7 febbraio 2008

DICONO DI NOI


Finalmente si comincia a comprendere come le modifiche legislative quali TU e Codice abbiano indebolito la tutela del patrimonio culturale.

Articolo su "LA STAMPA"(Del 6/2/2008)

LA GIRANDOLA DEI BENI CULTURALI
Michele Ainis

Rutelli ha chiuso il suo mandato da ministro con un balletto di nomine, di spostamenti, di scambi di poltrone. Fra le vittime più illustri Pio Baldi, rimosso dalla direzione del Dipartimento per l'arte contemporanea; ma pure altri suoi colleghi come Scala, Reggiani, Scalpellini. Insomma una «girandola impazzita», per dirla con Vittorio Emiliani, artefice d'una protesta inascoltata.

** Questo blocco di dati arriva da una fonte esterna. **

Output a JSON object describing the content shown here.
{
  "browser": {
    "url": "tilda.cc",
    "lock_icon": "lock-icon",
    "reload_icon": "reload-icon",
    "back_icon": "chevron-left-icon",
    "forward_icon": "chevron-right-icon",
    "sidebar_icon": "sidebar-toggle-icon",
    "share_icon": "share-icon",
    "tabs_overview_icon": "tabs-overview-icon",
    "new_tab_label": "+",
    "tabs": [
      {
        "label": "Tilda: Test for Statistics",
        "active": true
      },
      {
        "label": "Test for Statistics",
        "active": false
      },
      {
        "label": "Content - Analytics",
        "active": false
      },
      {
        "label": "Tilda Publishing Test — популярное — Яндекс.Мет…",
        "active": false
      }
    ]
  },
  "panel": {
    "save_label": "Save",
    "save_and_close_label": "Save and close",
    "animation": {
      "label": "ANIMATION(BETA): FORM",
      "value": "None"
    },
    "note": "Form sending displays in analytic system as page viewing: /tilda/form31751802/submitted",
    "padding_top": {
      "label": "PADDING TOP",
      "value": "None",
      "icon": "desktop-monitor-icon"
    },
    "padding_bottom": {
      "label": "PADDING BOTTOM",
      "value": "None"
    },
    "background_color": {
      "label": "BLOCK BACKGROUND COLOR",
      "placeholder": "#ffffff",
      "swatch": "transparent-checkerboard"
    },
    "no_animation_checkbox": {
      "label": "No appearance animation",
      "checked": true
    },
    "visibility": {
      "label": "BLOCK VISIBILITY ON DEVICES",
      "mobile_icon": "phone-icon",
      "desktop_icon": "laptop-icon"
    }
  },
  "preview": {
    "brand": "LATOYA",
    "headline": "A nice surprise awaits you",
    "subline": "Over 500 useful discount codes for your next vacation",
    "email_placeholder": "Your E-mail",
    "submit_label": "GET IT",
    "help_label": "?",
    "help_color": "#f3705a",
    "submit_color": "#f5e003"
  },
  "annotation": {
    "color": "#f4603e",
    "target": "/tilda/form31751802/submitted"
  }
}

Sennonché le continue rotazioni di soprintendenti e direttori generali formano soltanto un corno del problema.
Questo problema è il terremoto permanente cui la politica condanna il nostro ministero più prezioso, e l'altro corno ha a che fare con le norme, anziché con le persone. Da qui un paradosso.
La tutela dei beni culturali è stata governata per oltre mezzo secolo dalla legge sulle «cose d'arte», varata nel 1939 da un gerarca illuminato del fascismo: Giuseppe Bottai. Una legge liberale, più che autoritaria, cui a suo tempo posero mano esperti d'arte o di diritto del calibro di Santi Romano e Giulio Carlo Argan. E infatti ha funzionato a perfezione.
Poi negli anni Novanta abbiamo cominciato a demolirla, e da allora ogni riforma è stata immediatamente scavalcata dalla riforma della legge di riforma. Con quali risultati?
Uno su tutti: è sempre più dubbio e contestabile che in Italia si conservi il 30% del patrimonio artistico mondiale; è indubbio viceversa che il Belpaese ospiti il 30% della legislazione artistica mondiale.
Gli episodi? Per raccontarli non basterebbero le pagine di questo giornale. Ma le principali giravolte dell'ultimo decennio sono nell'ordine: il varo d'un nuovo ministero (nel 1998); la sua ristrutturazione a ogni cambio di governo; il testo unico sui beni culturali (nel 1999); la sostituzione del testo unico con un codice (nel 2004), modificato a propria volta nel 2006; il tiro alla fune delle competenze statali e regionali (prima, durante e dopo la riforma costituzionale del 2001). Da qui gli ondeggiamenti normativi circa i concetti di tutela, gestione, valorizzazione dei beni culturali (anzi no, la gestione non esiste più per legge: è stata cancellata all'alba del terzo millennio). Da qui la dilatazione progressiva del medesimo concetto di bene culturale (un tempo ristretto alle eccellenze artistiche, oggi allargato a matrici fotografiche e siti minerari).
Da qui le crepe aperte dalla legge sulla «Patrimonio dello Stato spa» (nel 2002) o da quella sul «silenzio assenso» (nel 2004). Da qui, infine, i lavori in corso al ministero che fu di Spadolini, ridisegnato nell'ottobre scorso portando a 9 le direzioni generali (erano 4, poi 7), riducendo a 15 i membri del Consiglio superiore (erano 98), e però ripristinando dopo dieci anni la figura del Segretario generale.
Questo moto perpetuo non è affatto a costo zero. Costa perché genera incertezza, dato che nel bailamme qualsivoglia intervento - anche il più sciagurato - troverà sempre un brandello normativo cui aggrapparsi.
Costa perché l'incertezza è a sua volta fonte di conflitti, e infatti il contenzioso fra Stato e regioni dinanzi alla Consulta è diventato un fiume in piena. Costa perché innesca la fuga dalle responsabilità, individuali e collettive (se tutti sono responsabili, nessuno è responsabile).
Costa perché inocula un senso d'improvvisazione fra gli addetti ai lavori. E infine costa perché rende instabile e sbilenca ogni cura somministrata al nostro patrimonio culturale.
Se vogliamo difendere ciò che ancora ne rimane, se vogliamo tutelare piazze quadri monumenti,
è l'ora di fermarsi. Ed è esattamente questo l'appello da rivolgere al prossimo ministro: stacchi l'acceleratore, e tiri il freno a mano.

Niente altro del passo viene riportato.